One of my favorite podcasts is Entrepreneur on Fire with John Lee Dumas. It’s a fun and interesting podcast that fits just about perfectly into my commute. In it, John Lee Dumas interviews business owners about their entrepreneurship journey.
Because I relate everything in my life back to fluoroquinolone (FQ) toxicity, some things brought up on Entrepreneur on Fire often made me think about flox-related issues.
One thing that is brought up regularly on Entrepreneur on Fire is the power of networking. It seems that every time I talk with someone about FQ toxicity they say, “that happened to me,” or, “that happened to my husband, wife, sister, brother, mom, dad, uncle, aunt, child, neighbor, etc.” However, it also seems that no one outside of the “floxie” community really knows about FQ toxicity. It’s a strange combination of common and unheard of. It’s as if everyone thinks that they’re a rare case, or they internalize the lack of recognition of FQ toxicity in the medical community, or they assume that there must be other factors at play because antibiotics “don’t do that,” or they get better and don’t think about it any more.
I’m honestly not sure where the dissonance lies, and I am certainly biased in thinking that I see FQ toxicity everywhere, but I wonder if there just aren’t enough people talking about it. I wonder if, like in business, what is necessary for getting the word out about FQ toxicity is a whole lot of chatting about FQ toxicity and a whole lot of networking. If all of us who know about FQ toxicity shared something on our social media sites about FQ toxicity on a regular basis (daily, weekly, monthly – whatever you feel comfortable with), maybe more people would connect the dots and start talking about FQ toxicity. If people see articles or blog posts about FQ toxicity, maybe they’ll realize that they’re not alone in their suffering, or maybe people will start to believe that their loved one who is sick after taking a FQ isn’t just “being difficult,” or maybe people will think twice before taking a FQ themselves, or giving a FQ to a loved one. Maybe, if people hear about FQ toxicity enough, they’ll see that it’s a problem, and that something needs to be done about it.
I think that there is a lot of value in in-person networking and discussion of FQ toxicity as well as social media networking. Conversations can be initiated, and a lot of people can learn about the dangers of Cipro, Levaquin, Avelox and the other fluoroquinolones if, when we are asked, “What do you do?” those who know about FQ toxicity answer, “I’m a ____, and I also advocate for fluoroquinolone toxicity awareness,” or something like that. I understand that it’s not entirely healthy to base your identity in your sickness, but, in my case it’s an accurate description of my life. I spend more time and energy working on FQ toxicity advocacy than I do on my “real” job. If we all opened up the door to talk about FQ toxicity when networking, maybe we could not only make people more aware of FQ toxicity, maybe we could chat with the “right” person to advance our cause. You never know who someone is connected to. Maybe the next person that you chat with at a networking event is connected to a powerful doctor, or someone influential in the media, or whatever.
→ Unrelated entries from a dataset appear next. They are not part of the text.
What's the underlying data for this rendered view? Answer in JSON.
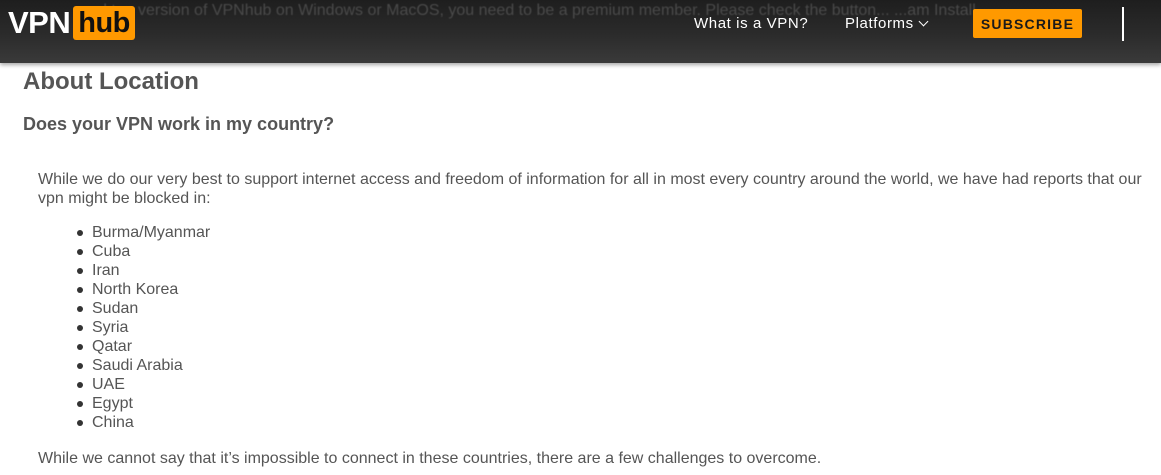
{
  "header": {
    "logo_text_vpn": "VPN",
    "logo_text_hub": "hub",
    "background_text": "...ktop version of VPNhub on Windows or MacOS, you need to be a premium member. Please check the button... ...am Install",
    "nav": {
      "what_is_vpn": "What is a VPN?",
      "platforms": "Platforms"
    },
    "subscribe_label": "SUBSCRIBE",
    "accent_color": "#ff9900"
  },
  "content": {
    "title": "About Location",
    "question": "Does your VPN work in my country?",
    "intro": "While we do our very best to support internet access and freedom of information for all in most every country around the world, we have had reports that our vpn might be blocked in:",
    "countries": [
      "Burma/Myanmar",
      "Cuba",
      "Iran",
      "North Korea",
      "Sudan",
      "Syria",
      "Qatar",
      "Saudi Arabia",
      "UAE",
      "Egypt",
      "China"
    ],
    "outro": "While we cannot say that it’s impossible to connect in these countries, there are a few challenges to overcome."
  }
}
The book, “The Tipping Point” by Malcolm Gladwell, was brought up on Entrepreneur on Fire the other day. According to the back of the book, “The tipping point is that magic moment when an idea, trend or social behavior crosses a threshold, tips, and spreads like wildfire.” One day, FQ toxicity is going to reach a tipping point where it “spreads like wildfire,” and people know that fluoroquinolones are dangerous drugs that cause multi-symptom illness. One day, everyone will know how foolish it is to disrupt the DNA and RNA replication process of bacteria and mitochondria with chemo drugs masquerading as antibiotics. One day, it will be seen as a crime against humanity that these drugs were given out to children with ear infections. We’ll get to that tipping point where everyone realizes the dangers of fluoroquinolones, as us “floxies” do. Talking about FQ toxicity incessantly, and networking and sharing information, insights and stories is how we will reach the FQ toxicity awareness “tipping point.” And once the tipping point is reached, change will occur.
As Margaret Mead said, “Never doubt that a small group of thoughtful, committed citizens can change the world; indeed, it’s the only thing that ever has.” We change the world, and we reach the tipping point, one person at a time. We contact people, we take opportunities that are in front of us, and we create change – through networking, sharing and talking. It will behoove us to take tips from successful entrepreneurs – network, talk, spread ideas and knowledge, sell our world-view, etc. until the tipping point is reached.